Psychoanalysis, the Maternal abject and the works of
Louise Bourgeois


Louise Bourgeois deals with the abject through body parts according to the Kleinian model. Rosalind Krauss explains Bourgeois’ works through the fantasies initiated by involuntary bodily drives on body parts, this way:


“The part-object, speaks to the imperiousness of the drives, to the rapacity of their demands, to the way the body can, in the grip of fantasy, be riven."1


This aggression on body parts is a system, which I use in my work, however rather than isolating the parts I fuse them in the one image in a dislocatory manner in order to render them grotesque and to highlight the monstrous. The bassinet on the other hand, like Bourgeois’s spider, is my way of projecting aggression onto a destructive external object. Bourgeois explains her need to harmonise her maternal abject through this analysis of her own state of mind:


“At that point, I had my subject. I was going to express what I felt towards her….First of all I cut her head, and slit her throat….And after weeks of work, I thought, if this is the way I saw my mother, then she did not like me….What you do to a person has nothing to do with what you expect the person to feel toward you…. Now at the end I became very depressed, terribly, terribly depressed.”2


Clearly, in this instance Bourgeois felt unable to come to terms with this abject experience, a graphic illustration of her need to kill her mother, which led her to experience anxiety about aggression and its destructive effect.
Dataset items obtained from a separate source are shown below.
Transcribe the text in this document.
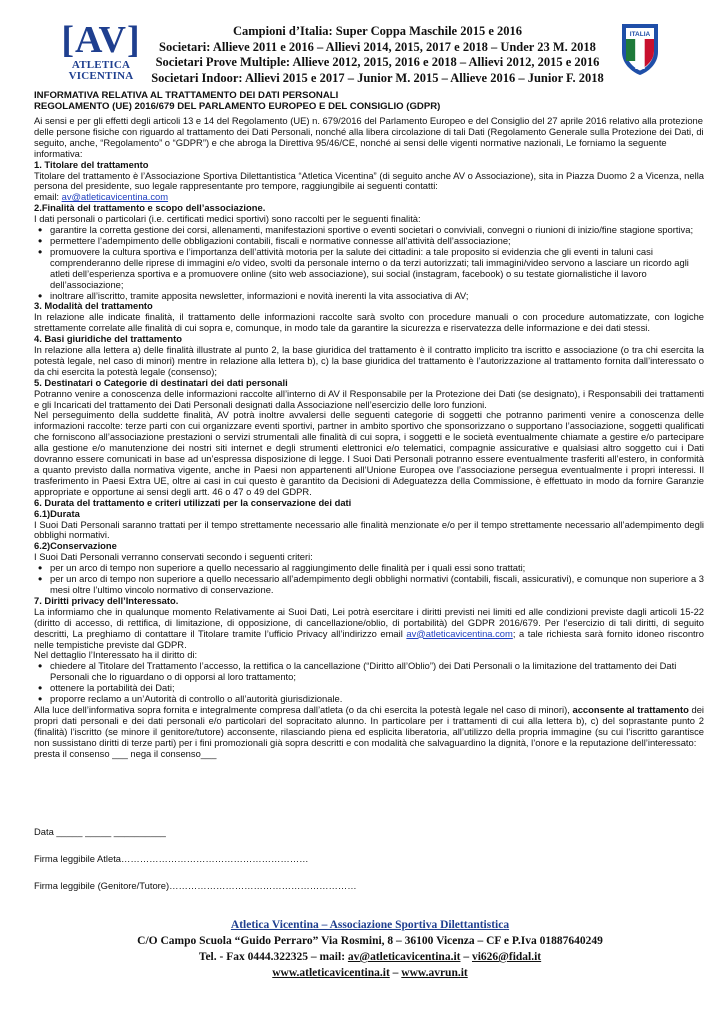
[AV]
ATLETICA
VICENTINA
Campioni d’Italia: Super Coppa Maschile 2015 e 2016
Societari: Allieve 2011 e 2016 – Allievi 2014, 2015, 2017 e 2018 – Under 23 M. 2018
Societari Prove Multiple: Allieve 2012, 2015, 2016 e 2018 – Allievi 2012, 2015 e 2016
Societari Indoor: Allievi 2015 e 2017 – Junior M. 2015 – Allieve 2016 – Junior F. 2018
ITALIA

INFORMATIVA RELATIVA AL TRATTAMENTO DEI DATI PERSONALI

REGOLAMENTO (UE) 2016/679 DEL PARLAMENTO EUROPEO E DEL CONSIGLIO (GDPR)

Ai sensi e per gli effetti degli articoli 13 e 14 del Regolamento (UE) n. 679/2016 del Parlamento Europeo e del Consiglio del 27 aprile 2016 relativo alla protezione delle persone fisiche con riguardo al trattamento dei Dati Personali, nonché alla libera circolazione di tali Dati (Regolamento Generale sulla Protezione dei Dati, di seguito, anche, “Regolamento” o “GDPR”) e che abroga la Direttiva 95/46/CE, nonché ai sensi delle vigenti normative nazionali, Le forniamo la seguente informativa:

1. Titolare del trattamento

Titolare del trattamento è l’Associazione Sportiva Dilettantistica “Atletica Vicentina” (di seguito anche AV o Associazione), sita in Piazza Duomo 2 a Vicenza, nella persona del presidente, suo legale rappresentante pro tempore, raggiungibile ai seguenti contatti:

email: av@atleticavicentina.com

2.Finalità del trattamento e scopo dell’associazione.

I dati personali o particolari (i.e. certificati medici sportivi) sono raccolti per le seguenti finalità:

• garantire la corretta gestione dei corsi, allenamenti, manifestazioni sportive o eventi societari o conviviali, convegni o riunioni di inizio/fine stagione sportiva;
• permettere l’adempimento delle obbligazioni contabili, fiscali e normative connesse all’attività dell’associazione;
• promuovere la cultura sportiva e l’importanza dell’attività motoria per la salute dei cittadini: a tale proposito si evidenzia che gli eventi in taluni casi comprenderanno delle riprese di immagini e/o video, svolti da personale interno o da terzi autorizzati; tali immagini/video servono a lasciare un ricordo agli atleti dell’esperienza sportiva e a promuovere online (sito web associazione), sui social (instagram, facebook) o su testate giornalistiche il lavoro dell’associazione;
• inoltrare all’iscritto, tramite apposita newsletter, informazioni e novità inerenti la vita associativa di AV;

3. Modalità del trattamento

In relazione alle indicate finalità, il trattamento delle informazioni raccolte sarà svolto con procedure manuali o con procedure automatizzate, con logiche strettamente correlate alle finalità di cui sopra e, comunque, in modo tale da garantire la sicurezza e riservatezza delle informazione e dei dati stessi.

4. Basi giuridiche del trattamento

In relazione alla lettera a) delle finalità illustrate al punto 2, la base giuridica del trattamento è il contratto implicito tra iscritto e associazione (o tra chi esercita la potestà legale, nel caso di minori) mentre in relazione alla lettera b), c) la base giuridica del trattamento è l’autorizzazione al trattamento fornita dall’interessato o da chi esercita la potestà legale (consenso);

5. Destinatari o Categorie di destinatari dei dati personali

Potranno venire a conoscenza delle informazioni raccolte all’interno di AV il Responsabile per la Protezione dei Dati (se designato), i Responsabili dei trattamenti e gli Incaricati del trattamento dei Dati Personali designati dalla Associazione nell’esercizio delle loro funzioni.

Nel perseguimento della suddette finalità, AV potrà inoltre avvalersi delle seguenti categorie di soggetti che potranno parimenti venire a conoscenza delle informazioni raccolte: terze parti con cui organizzare eventi sportivi, partner in ambito sportivo che sponsorizzano o supportano l’associazione, soggetti qualificati che forniscono all’associazione prestazioni o servizi strumentali alle finalità di cui sopra, i soggetti e le società eventualmente chiamate a gestire e/o partecipare alla gestione e/o manutenzione dei nostri siti internet e degli strumenti elettronici e/o telematici, compagnie assicurative e qualsiasi altro soggetto cui i Dati dovranno essere comunicati in base ad un’espressa disposizione di legge. I Suoi Dati Personali potranno essere eventualmente trasferiti all’estero, in conformità a quanto previsto dalla normativa vigente, anche in Paesi non appartenenti all’Unione Europea ove l’associazione persegua eventualmente i propri interessi. Il trasferimento in Paesi Extra UE, oltre ai casi in cui questo è garantito da Decisioni di Adeguatezza della Commissione, è effettuato in modo da fornire Garanzie appropriate e opportune ai sensi degli artt. 46 o 47 o 49 del GDPR.

6. Durata del trattamento e criteri utilizzati per la conservazione dei dati

6.1)Durata

I Suoi Dati Personali saranno trattati per il tempo strettamente necessario alle finalità menzionate e/o per il tempo strettamente necessario all’adempimento degli obblighi normativi.

6.2)Conservazione

I Suoi Dati Personali verranno conservati secondo i seguenti criteri:

• per un arco di tempo non superiore a quello necessario al raggiungimento delle finalità per i quali essi sono trattati;
• per un arco di tempo non superiore a quello necessario all’adempimento degli obblighi normativi (contabili, fiscali, assicurativi), e comunque non superiore a 3 mesi oltre l’ultimo vincolo normativo di conservazione.

7. Diritti privacy dell’Interessato.

La informiamo che in qualunque momento Relativamente ai Suoi Dati, Lei potrà esercitare i diritti previsti nei limiti ed alle condizioni previste dagli articoli 15-22 (diritto di accesso, di rettifica, di limitazione, di opposizione, di cancellazione/oblio, di portabilità) del GDPR 2016/679. Per l’esercizio di tali diritti, di seguito descritti, La preghiamo di contattare il Titolare tramite l’ufficio Privacy all’indirizzo email av@atleticavicentina.com; a tale richiesta sarà fornito idoneo riscontro nelle tempistiche previste dal GDPR.

Nel dettaglio l’Interessato ha il diritto di:

• chiedere al Titolare del Trattamento l’accesso, la rettifica o la cancellazione (“Diritto all’Oblio”) dei Dati Personali o la limitazione del trattamento dei Dati Personali che lo riguardano o di opporsi al loro trattamento;
• ottenere la portabilità dei Dati;
• proporre reclamo a un’Autorità di controllo o all’autorità giurisdizionale.

Alla luce dell’informativa sopra fornita e integralmente compresa dall’atleta (o da chi esercita la potestà legale nel caso di minori), acconsente al trattamento dei propri dati personali e dei dati personali e/o particolari del sopracitato alunno. In particolare per i trattamenti di cui alla lettera b), c) del soprastante punto 2 (finalità) l’iscritto (se minore il genitore/tutore) acconsente, rilasciando piena ed esplicita liberatoria, all’utilizzo della propria immagine (su cui l’iscritto garantisce non sussistano diritti di terze parti) per i fini promozionali già sopra descritti e con modalità che salvaguardino la dignità, l’onore e la reputazione dell’interessato:

presta il consenso ___ nega il consenso___

Data _____ _____ __________
Firma leggibile Atleta……………………………………………………
Firma leggibile (Genitore/Tutore)……………………………………………………
Atletica Vicentina – Associazione Sportiva Dilettantistica
C/O Campo Scuola “Guido Perraro” Via Rosmini, 8 – 36100 Vicenza – CF e P.Iva 01887640249
Tel. - Fax 0444.322325 – mail: av@atleticavicentina.it – vi626@fidal.it
www.atleticavicentina.it – www.avrun.it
This is abjection and is what keeps driving Bourgeois to search for harmony in the aesthetic process.

©2001 Mireille Astore


1. Ronald Jones , Francis Bacon, Louise Bourgeois, & Franz Xavier Messerschmidt. (sculpture, Lombroso Museum, Turin, Italy, and the Ethnological Museum at the Trocadero). In Artforum International April 1999 Vol. 37 . no. 8

2.Bourgeois, Louise. Beds. In October, Vol 71, Winter 1995.